One-Parent Family Payment and maintenance
Maintenance paid by the other parent of your child or children is assessed as means. If you receive maintenance for yourself and your children, then both are taken into account. If you are receiving maintenance from more than one person, the total of these payments will be considered in the assessment. Half of all maintenance received is taken into account in assessing the rate of your OFP payment.
Ninety-five euro and 53 cent (€95.23) of maintenance received (per week) can be offset against your housing costs such as rent or mortgage repayment, if you have such costs. Half of the remainder will then be assessed as means. Proof of rent and mortgage payments will be requested.
If you are working and receiving maintenance then the incomes are assessed separately, as above and then the means from each are added together to determine the rate of OFP.
Domestic violence, OFP, and seeking maintenance
Where there has been domestic violence and abuse in a relationship it may not be safe for a person to seek maintenance, if they are worried that to do so would risk further threats or violence.

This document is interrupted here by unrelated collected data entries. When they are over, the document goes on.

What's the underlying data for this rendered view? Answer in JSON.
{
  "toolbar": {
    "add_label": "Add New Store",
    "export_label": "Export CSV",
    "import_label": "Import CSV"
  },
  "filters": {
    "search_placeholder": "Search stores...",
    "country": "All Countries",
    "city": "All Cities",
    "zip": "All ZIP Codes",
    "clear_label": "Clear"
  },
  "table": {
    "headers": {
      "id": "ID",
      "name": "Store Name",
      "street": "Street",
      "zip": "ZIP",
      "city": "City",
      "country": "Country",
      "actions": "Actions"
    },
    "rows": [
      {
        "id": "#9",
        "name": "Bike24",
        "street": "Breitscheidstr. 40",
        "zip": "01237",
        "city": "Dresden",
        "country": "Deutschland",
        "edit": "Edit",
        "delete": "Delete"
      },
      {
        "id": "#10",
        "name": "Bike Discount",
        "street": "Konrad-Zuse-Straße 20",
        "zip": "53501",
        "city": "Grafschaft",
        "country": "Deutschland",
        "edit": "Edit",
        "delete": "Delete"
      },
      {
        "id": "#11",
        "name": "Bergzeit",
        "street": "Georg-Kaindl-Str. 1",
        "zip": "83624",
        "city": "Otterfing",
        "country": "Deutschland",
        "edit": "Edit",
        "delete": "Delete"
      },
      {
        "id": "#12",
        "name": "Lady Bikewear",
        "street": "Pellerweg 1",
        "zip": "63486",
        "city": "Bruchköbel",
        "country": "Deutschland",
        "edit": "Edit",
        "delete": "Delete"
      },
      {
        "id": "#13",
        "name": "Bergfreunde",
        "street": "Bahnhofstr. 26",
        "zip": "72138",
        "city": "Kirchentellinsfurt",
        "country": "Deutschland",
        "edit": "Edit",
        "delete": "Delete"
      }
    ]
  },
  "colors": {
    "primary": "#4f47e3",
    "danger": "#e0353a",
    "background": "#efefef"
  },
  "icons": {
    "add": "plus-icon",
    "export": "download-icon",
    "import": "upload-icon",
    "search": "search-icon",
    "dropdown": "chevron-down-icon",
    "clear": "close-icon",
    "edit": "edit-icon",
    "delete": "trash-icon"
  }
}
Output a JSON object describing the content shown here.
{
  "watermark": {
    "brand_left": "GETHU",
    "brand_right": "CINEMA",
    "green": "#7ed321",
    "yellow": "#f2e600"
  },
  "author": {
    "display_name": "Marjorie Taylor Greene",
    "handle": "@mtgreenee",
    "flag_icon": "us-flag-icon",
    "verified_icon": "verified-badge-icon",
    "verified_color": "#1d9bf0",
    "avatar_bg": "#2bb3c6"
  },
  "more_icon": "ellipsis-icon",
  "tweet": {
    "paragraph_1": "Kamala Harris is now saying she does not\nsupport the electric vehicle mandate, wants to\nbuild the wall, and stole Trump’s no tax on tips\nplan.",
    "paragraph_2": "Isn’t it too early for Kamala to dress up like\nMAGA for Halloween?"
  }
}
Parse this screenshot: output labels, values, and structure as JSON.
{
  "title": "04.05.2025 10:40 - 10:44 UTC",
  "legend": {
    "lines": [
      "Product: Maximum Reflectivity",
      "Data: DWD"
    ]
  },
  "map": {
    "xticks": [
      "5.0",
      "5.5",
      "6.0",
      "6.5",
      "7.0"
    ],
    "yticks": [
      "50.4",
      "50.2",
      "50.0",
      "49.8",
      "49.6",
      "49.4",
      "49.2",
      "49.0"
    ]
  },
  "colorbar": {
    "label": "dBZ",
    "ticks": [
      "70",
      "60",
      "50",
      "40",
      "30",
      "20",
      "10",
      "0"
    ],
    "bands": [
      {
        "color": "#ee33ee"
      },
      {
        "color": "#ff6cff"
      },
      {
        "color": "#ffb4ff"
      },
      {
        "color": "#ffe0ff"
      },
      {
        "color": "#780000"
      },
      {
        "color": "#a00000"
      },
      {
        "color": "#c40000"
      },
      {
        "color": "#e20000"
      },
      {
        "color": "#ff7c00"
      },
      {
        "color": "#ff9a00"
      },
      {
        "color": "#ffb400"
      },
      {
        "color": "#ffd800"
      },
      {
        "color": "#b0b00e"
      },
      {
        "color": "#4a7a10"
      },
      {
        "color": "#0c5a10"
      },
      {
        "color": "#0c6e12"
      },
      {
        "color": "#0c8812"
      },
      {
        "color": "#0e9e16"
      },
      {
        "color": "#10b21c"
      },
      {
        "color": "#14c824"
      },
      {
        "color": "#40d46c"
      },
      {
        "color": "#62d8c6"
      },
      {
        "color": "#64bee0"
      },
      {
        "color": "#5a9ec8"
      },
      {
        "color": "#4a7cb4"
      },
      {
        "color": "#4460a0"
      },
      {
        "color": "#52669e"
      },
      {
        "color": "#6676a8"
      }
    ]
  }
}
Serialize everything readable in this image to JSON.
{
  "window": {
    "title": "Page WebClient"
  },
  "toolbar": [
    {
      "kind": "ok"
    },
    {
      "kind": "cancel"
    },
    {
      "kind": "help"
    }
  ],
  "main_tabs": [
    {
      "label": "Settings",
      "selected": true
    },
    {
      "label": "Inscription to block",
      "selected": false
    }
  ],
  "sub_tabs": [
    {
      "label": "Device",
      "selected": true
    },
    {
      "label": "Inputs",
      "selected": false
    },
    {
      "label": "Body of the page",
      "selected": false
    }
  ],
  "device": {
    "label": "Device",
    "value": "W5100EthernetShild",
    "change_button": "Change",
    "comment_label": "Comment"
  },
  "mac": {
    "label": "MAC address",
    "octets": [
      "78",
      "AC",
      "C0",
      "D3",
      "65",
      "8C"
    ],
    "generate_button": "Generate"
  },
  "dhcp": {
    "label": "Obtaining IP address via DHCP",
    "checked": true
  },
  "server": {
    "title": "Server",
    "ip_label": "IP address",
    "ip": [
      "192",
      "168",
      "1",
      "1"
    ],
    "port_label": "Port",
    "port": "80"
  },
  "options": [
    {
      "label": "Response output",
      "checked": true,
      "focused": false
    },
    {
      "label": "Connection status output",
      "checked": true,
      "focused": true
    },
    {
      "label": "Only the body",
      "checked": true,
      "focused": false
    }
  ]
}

If you are applying for OFP because you have left an abusive relationship, or if the parent of your child or children has been, or is being, abusive or violent to you, then it is really important that you disclose this abuse or any concerns you have about your safety and that of your children, to the staff at the DSP.
Part of the application process usually involves a visit to your home or an appointment with a Social Welfare Inspector and this is an opportunity to share your concerns.